調味料をふんだんに使えるようになったので、普段はやらない卵黄の味噌漬けなどを作ってみた。神様は「美味しい味しかしない」と言いながら、オレンジ色になった卵黄を箸で少しずつ割って食べた。もっとパクパク食べてもいいのに、と思ったけれど、卵黄をちびちび崩す神様がとても幸せそうだったので、わたしは何も言わずにおいた。

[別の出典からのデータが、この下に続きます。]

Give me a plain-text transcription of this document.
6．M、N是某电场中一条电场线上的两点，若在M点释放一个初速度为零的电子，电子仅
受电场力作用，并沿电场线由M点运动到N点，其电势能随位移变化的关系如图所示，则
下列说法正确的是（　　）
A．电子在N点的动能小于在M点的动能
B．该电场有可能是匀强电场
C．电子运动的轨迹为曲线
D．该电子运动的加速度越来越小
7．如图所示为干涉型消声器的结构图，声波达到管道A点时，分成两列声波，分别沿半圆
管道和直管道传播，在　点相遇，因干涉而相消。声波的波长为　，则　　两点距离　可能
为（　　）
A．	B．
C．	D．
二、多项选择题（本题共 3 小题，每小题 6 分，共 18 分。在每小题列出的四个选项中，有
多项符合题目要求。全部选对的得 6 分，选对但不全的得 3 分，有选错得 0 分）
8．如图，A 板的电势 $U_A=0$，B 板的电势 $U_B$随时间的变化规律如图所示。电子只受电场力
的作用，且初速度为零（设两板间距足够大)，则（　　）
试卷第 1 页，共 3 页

いよいよ月末になった。神在月は終わろうとしている。神様が我が家を去る日も近い。
わたしは色々考えて土鍋を買った。最後の夜はすき焼きにしようと思った。スーパーで一番いい牛肉を買おう。それから長ねぎと白滝と春菊と――すき焼きのことを考えながら寝袋で眠る夜は楽しかった。
ところが真夜中、神様がわたしを突然揺り起こした。
「まだ夜ですよ……」
目を擦りながらぼやいていると、神様は「もう行かなければなりません」と言って、わたしに深くお辞儀をした。
「えぇ? あと二日くらいありますけど……」
「とある場所で大きな災害が起こりかけています。このままだと大勢の人が死んで、畑も枯れてしまいます。それをみんなで止めに行きます」
「でも、あの、あと二日も」
「急に発つことになってごめんなさい。ご飯、全部美味しかった。豚肉と茄子の味噌炒めも、お味噌汁も」
神様はわたしが作った料理を早口で挙げていった。わたし自身忘れていたようなものさえも数え上げ、全部終わると息を切らして「――おいしかったです」と付け加えた。
「そんな、明後日はすき焼きなのに」
わたしは寂しくなって駄々をこねた。「お鍋買ったのに。明後日はいいお肉を買うのに」
そう言って鼻水をすすった。涙がとめどなく流れた。
神様も小さい子供みたいにべそべそ泣いていた。せっかくの美少女が台無しだった。神様は泣きながら、例のピンクのキャリーケースからお米や味噌や醤油を取り出し、「よかったら使ってください」と言いながら床の上にどんどん並べた。それから華奢な腕を伸ばして、わたしをぎゅっと抱きしめた。ピンクの髪から、たとえようもないほどいい匂いがした。
「――ありがとう。またいつか、神在月に」
そう言うと神様は立ち上がった。もう泣いてはおらず、神々しい力がその表情に満ちていた。片手にキャリーケースを、もう片手にローファーを持って窓を開け、神様は夜空に向かって飛び出した。見る間に少女の姿は一筋の光へと変わり、星のまたたく彼方へと飛んで行った。
わたしは開きっぱなしの窓に駆け寄って空を見上げた。あちこちから同じような光の筋が飛んできて夜空を駆け、今しがた神様が去っていった方角へと揃って消えていった。